Call of Duty Brings Killstreaks To Theaters in 2028
Call of Duty finally stomps onto the big screen with a live-action movie arriving June 30, 2028, and the announcement alone probably caused a few generals to salute their TV remotes. Activision teamed up with Paramount to bring the franchise to theaters, putting Peter Berg in the director’s chair while Taylor Sheridan handles writing and producing duties.
Gritty Realism Meets Ridiculous Explosions
Berg knows his way around military dramas thanks to Friday Night Lights and Deepwater Horizon, and Sheridan built a whole empire out of gritty, tough-guy television with Yellowstone and Landman. Has there ever been a more perfectly cast duo for a movie about soldiers yelling at each other between explosions? Call of Duty pulls in David Glasser from 101 Studios and Rob Kostich, who happens to be the president of Activision, as additional producers on this project.
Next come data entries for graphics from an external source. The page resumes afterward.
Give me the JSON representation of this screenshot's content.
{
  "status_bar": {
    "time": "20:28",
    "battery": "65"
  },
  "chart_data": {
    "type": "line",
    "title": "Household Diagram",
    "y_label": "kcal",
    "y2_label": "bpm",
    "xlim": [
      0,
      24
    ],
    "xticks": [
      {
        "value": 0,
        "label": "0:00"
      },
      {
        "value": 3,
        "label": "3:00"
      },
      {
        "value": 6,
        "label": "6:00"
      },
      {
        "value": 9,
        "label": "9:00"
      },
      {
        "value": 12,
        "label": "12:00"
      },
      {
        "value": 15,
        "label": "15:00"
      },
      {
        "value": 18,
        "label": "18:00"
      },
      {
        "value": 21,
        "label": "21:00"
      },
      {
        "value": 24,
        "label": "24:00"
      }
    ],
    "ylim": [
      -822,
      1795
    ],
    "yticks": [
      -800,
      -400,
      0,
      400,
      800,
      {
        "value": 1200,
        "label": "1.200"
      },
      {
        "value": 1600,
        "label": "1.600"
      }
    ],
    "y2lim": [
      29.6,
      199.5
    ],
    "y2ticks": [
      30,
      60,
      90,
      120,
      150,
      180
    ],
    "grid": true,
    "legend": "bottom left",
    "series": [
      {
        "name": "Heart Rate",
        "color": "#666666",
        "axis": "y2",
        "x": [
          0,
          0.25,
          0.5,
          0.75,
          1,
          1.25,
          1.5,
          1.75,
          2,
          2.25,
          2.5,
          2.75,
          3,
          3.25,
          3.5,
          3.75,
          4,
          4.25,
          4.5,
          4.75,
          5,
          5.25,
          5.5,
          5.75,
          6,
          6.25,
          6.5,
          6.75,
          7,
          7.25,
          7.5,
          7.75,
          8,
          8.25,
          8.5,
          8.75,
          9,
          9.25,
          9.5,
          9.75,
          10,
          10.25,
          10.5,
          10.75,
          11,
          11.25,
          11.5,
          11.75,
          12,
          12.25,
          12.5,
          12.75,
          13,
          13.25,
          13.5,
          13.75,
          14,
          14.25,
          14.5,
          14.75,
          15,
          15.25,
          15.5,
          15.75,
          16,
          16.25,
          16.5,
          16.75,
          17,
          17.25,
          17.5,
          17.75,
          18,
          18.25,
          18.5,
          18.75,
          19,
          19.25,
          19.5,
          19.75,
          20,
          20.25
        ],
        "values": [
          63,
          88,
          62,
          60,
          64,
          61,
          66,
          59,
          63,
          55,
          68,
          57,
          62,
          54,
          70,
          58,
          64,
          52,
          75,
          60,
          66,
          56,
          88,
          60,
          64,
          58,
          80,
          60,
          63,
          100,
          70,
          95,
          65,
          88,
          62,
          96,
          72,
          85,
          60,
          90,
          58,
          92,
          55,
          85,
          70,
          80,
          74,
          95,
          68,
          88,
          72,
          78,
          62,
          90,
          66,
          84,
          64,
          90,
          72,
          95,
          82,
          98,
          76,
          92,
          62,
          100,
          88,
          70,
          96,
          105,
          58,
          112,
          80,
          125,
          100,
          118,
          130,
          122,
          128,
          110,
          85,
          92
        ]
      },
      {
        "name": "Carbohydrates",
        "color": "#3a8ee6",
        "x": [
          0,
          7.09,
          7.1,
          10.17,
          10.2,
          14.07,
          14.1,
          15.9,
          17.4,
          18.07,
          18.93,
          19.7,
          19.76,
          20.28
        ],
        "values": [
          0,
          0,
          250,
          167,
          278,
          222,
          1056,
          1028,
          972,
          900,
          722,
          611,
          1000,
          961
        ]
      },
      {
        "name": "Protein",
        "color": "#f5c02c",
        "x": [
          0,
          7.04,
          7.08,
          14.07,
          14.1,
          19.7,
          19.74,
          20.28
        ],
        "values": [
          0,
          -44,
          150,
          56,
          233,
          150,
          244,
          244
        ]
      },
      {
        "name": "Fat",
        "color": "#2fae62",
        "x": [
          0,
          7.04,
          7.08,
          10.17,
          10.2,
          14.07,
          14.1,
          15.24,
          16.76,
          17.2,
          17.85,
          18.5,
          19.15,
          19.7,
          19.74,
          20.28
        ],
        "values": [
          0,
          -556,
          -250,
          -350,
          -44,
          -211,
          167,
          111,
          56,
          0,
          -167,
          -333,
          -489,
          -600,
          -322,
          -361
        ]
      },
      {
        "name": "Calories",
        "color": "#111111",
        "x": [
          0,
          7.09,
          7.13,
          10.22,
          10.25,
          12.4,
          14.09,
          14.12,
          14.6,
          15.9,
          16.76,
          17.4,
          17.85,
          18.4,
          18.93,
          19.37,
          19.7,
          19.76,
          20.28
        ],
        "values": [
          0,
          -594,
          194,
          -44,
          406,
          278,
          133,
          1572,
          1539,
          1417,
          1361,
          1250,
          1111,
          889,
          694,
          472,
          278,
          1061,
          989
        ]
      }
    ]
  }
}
The movie promises to thrill the massive global fan base by delivering everything fans love about the series, while also dragging in entirely new audiences who somehow missed the last twenty years of military shooter dominance. Paramount CEO David Ellison swore up and down that the team approaches this film with the same uncompromising commitment to excellence that guided Top Gun: Maverick, which means people expect jet flybys, sweaty brow acting, and at least one scene where a character says they are too old for this.
Call of Duty Finally Leaves Controllers Behind
Call of Duty hits theaters first as a proper theatrical release, which feels like a flex in an era where everything rushes straight to streaming. Paramount will eventually toss the movie onto Paramount Plus, but only after squeezing every last dollar out of ticket sales and overpriced popcorn. The studio clearly wants a franchise, not just a one-off tribute to virtual soldiers, so expect sequels, spin-offs, and probably a battle pass for the Blu-ray release.
A person has to wonder how the movie translates a first-person shooter into a coherent story without turning into two hours of shaky cam and screaming. Call of Duty games bounce between globe-trotting set pieces, stealth missions, and the occasional heartbreaking death of a character nobody remembers from three games ago. Berg and Sheridan face the impossible task of picking one tone, one protagonist, and one villain before the whole thing collapses into a montage of explosions and catchphrases.
Call of Duty Avoids Deep Character Studies

Call of Duty fans love to argue about which sub-series deserves the movie treatment most, whether the gritty original Modern Warfare trilogy, the Black Ops Cold War paranoia, or the jetpack chaos of the futuristic entries. The safer bet says the film borrows from everything, mashing up a ghost operator, a shadow company, and a Russian villain with a vague grudge against capitalism. Does anyone actually expect a deep character study from a movie based on a game where players teabag fallen enemies?
The 2028 release date puts the film a solid three years away, which gives Berg and Sheridan plenty of time to rewrite scripts, reshoot endings, and argue about how many times a character can say bravo six before it gets annoying. Call of Duty movies have been rumored for over a decade, so the fact that this one has actual names, a studio, and a release date feels like a minor miracle. Paramount clearly wants the same box-office magic that turned Top Gun: Maverick into a cultural event, except this time with more killstreaks and fewer volleyball scenes.
Cursed Art Form Breaks Best Directors
The movie needs to balance fan service with actual filmmaking, because nobody wants to watch a two-hour cutscene interrupted by someone yelling about capturing the hardpoint. Call of Duty thrives on ridiculous set pieces, over-the-top villains, and heroes who deliver one-liners right before detonating a nuke. Berg and Sheridan understand action and drama separately, but stitching them together for a video game adaptation remains a cursed art form that breaks even the best directors.
A person cannot help but wonder if the movie will include a scene where a character respawns after dying, or if the film commits fully to the gritty realism of permanent death and lengthy loading screens. Call of Duty fans expect certain rituals, like a sniper mission where the player misses the first shot, a vehicle chase through a collapsing city, and at least one betrayal from a friendly NPC. The filmmakers should probably avoid including a multiplayer lobby, because nothing kills box office momentum like a twelve-year-old screaming slurs over a headset.
Twenty Years Of Warfare On Shoulders
So that leaves the world waiting and wondering. Call of Duty marches into theaters on June 30, 2028, carrying the weight of two decades of virtual warfare on its shoulders. Berg and Sheridan hold the trigger, and Paramount hopes for an explosion, not a misfire. The movie could redefine video game adaptations, or it could become another forgettable shoot-em-up that fans pretend never happened.
Call of Duty deserves a film that understands why players keep coming back, not just the guns and the explosions, but the dumb, glorious chaos of it all. The theater seats will fill up either way, but only one outcome lets fans walk out smiling instead of sighing.